If a range of monosaccharides is specified, mathematical combinatorics will be applied using the monosaccharides to create all the possible combinations of compositions. When a glycan class constraint (N-glycans, O-glycans, or GAGs) is specified, the compositions are limited by the rules specified in Table 3. Alternatively, a list of glycans can be manually input by the user or imported from a comma- or line-separated text file (txt). In this case, only the glycan compositions on the list will be generated.
Table 3. Glycan classes Monosaccharides constraints
Category | Hexoses (H) | N-acetylhexosamines (N) | Sialic acids (S + G) | Deoxyhexoses (F) | Pentoses (X) | Hexosamines (HN) | Hexuronic acids (UA) | Additional constraints |
|---|---|---|---|---|---|---|---|---|
N-Glycans | ≥2 | ≥2 | ≤2 × (N−2) and ≤H−2 | <N | ≤1 | 0 | 0 | |
O-Glycans | ≤N + 1 | ≤H + 3 | ≤H + N | ≤H + N | 0 | 0 | 0 | |
GAGs | H + UA ≤ N + HN | HN + N ≤ UA + H + 1 | 0 | 0 | 0 | HN + N ≤ UA + H + 1 | H + UA ≤ N + HN | Both H and UA > 0 not allowed |
Reducing-end tag modifications are applied to all generated glycan compositions. Options include a reduced end, a reducing-end tag (such as 2-aminobenzamide or 2-AB, 2-aminobenzoic acid or 2-AA, procainamide or ProA, GirP, etc.) selected from a list or with a specified added mass or molecular formula, or no modification. The user can also choose to apply permethylation or sialic acids derivatization (currently only amidation/ethyl-esterification are supported) to the generated glycan compositions. Ranges for phosphorylation and/or sulfation can be specified, and the glycan compositions will be generated with all the possibilities within the specified ranges (i.e., for the glycan H5N4S2 and phosphorylation ranging from 0 to 1 and sulfation from 1 to 2, the compositions H5N4S2 + 1(s), H5N4S2 + 1(s) + 1(p), H5N4S2 + 2(s), H5N4S2 + 2(s) + 1(p) are generated).
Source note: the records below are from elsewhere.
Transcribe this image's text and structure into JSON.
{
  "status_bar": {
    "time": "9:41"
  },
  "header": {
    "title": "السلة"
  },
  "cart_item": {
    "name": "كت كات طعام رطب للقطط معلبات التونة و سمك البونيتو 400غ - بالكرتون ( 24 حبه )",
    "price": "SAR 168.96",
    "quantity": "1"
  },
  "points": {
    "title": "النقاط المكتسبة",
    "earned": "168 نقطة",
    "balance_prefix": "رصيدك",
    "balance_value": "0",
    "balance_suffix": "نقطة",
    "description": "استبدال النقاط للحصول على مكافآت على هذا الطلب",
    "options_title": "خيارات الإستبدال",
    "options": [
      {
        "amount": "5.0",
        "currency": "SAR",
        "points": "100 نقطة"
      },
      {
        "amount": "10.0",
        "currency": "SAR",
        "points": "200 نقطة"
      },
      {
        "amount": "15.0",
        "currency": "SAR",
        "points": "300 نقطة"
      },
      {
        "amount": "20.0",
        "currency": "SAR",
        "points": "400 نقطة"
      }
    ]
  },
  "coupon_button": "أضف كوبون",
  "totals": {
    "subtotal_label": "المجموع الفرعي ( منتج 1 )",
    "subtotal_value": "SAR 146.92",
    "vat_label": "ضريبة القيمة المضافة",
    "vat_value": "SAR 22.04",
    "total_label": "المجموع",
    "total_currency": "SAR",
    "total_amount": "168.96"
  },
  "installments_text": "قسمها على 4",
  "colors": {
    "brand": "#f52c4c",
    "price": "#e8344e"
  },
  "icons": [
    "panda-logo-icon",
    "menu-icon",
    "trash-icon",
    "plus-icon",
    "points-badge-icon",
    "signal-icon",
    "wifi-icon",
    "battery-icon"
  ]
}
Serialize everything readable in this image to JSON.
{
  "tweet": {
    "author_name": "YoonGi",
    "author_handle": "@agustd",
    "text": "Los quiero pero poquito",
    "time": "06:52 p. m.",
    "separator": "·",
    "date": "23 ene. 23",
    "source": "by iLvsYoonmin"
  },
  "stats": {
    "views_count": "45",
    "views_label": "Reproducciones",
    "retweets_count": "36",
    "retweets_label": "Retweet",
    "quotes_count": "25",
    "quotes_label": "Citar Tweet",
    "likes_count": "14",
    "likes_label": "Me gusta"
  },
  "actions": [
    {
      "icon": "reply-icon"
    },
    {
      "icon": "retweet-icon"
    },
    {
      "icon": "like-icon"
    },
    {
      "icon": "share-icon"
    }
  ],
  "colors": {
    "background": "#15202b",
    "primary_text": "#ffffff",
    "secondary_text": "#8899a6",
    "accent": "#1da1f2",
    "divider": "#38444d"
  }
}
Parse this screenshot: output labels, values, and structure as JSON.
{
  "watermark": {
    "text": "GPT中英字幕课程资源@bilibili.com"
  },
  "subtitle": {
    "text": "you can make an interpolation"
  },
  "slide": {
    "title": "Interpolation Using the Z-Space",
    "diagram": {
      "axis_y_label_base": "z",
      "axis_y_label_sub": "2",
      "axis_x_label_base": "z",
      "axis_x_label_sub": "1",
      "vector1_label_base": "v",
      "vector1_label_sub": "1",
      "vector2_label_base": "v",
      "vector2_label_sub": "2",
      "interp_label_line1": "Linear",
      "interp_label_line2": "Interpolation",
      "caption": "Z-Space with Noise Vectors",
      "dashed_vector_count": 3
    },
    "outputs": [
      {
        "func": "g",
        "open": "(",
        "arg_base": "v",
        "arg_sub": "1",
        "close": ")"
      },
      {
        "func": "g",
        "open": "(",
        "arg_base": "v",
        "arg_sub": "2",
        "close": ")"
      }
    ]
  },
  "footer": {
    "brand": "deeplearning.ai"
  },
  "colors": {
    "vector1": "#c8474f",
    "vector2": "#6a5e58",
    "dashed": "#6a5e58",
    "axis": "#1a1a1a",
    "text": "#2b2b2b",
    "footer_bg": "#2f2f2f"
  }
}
Once all the glycan compositions and their modifications and adducts are defined, GG calculates the theoretical isotopic envelope distribution based on two available options: (1) slow mode, which provides precise results by taking the available isotopes of all the atoms (carbon, oxygen, nitrogen, hydrogen, etc.) into consideration, but requires considerable computation time, depending on glycans molecular sizes, or (2) fast mode, which considers only the carbon isotopes and applies empirically derived correction equations (see Source data, Table 5) to approximate the results of the slow option. This significantly reduces computation time, while maintaining accuracy for most applications.
Sulfation and phosphorylation are considered in the isotopic envelope calculation, regardless of whether the slow or fast option is used. If the slow isotopic envelope distribution is calculated, a “high-resolution” option can be chosen, which allows consideration of minor effects in the isotopic distribution, such as the small difference in the mass added to the monoisotopic peak when replacing an 16O isotope with one 18O (≈2.004245 Da) and replacing 2 13C with two 12C ones (≈2.003242 Da), which can only be detected in ultra-high-resolution MS.
The built library is saved in the “ggl” file format (GlycoGenius library file), which can be imported later to use in subsequent analyses. Additionally, GG automatically creates a file compatible with Skyline43 transitions’ list format, enabling seamless integration with Skyline43 workflows. This flexibility ensures that users can efficiently build, customize, and apply glycan composition libraries for diverse data analysis tasks.
Pre-processing algorithm
Before analyzing a sample file using GG, the raw data files must be converted from the vendor format to the “mzML” or “mzXML” file format, and profile data should be centroided. This conversion can be done using the analysis software provided by the specific vendor of the MS device or by using MSConvert from the ProteoWizard toolset62. Once the file is loaded into GG, it will be fully scanned to index MS1 and MS2 spectra. This indexing step optimizes multiple functionalities by allowing the selective analysis of either MS1 or MS2 spectra without having to check the MS level of each spectrum during processing. Noise levels are inferred during this step, based on the average of the 66.8th percentile (or two standard deviations) of the non-zero signal intensities from each spectrum (Fig. 3c, upper box).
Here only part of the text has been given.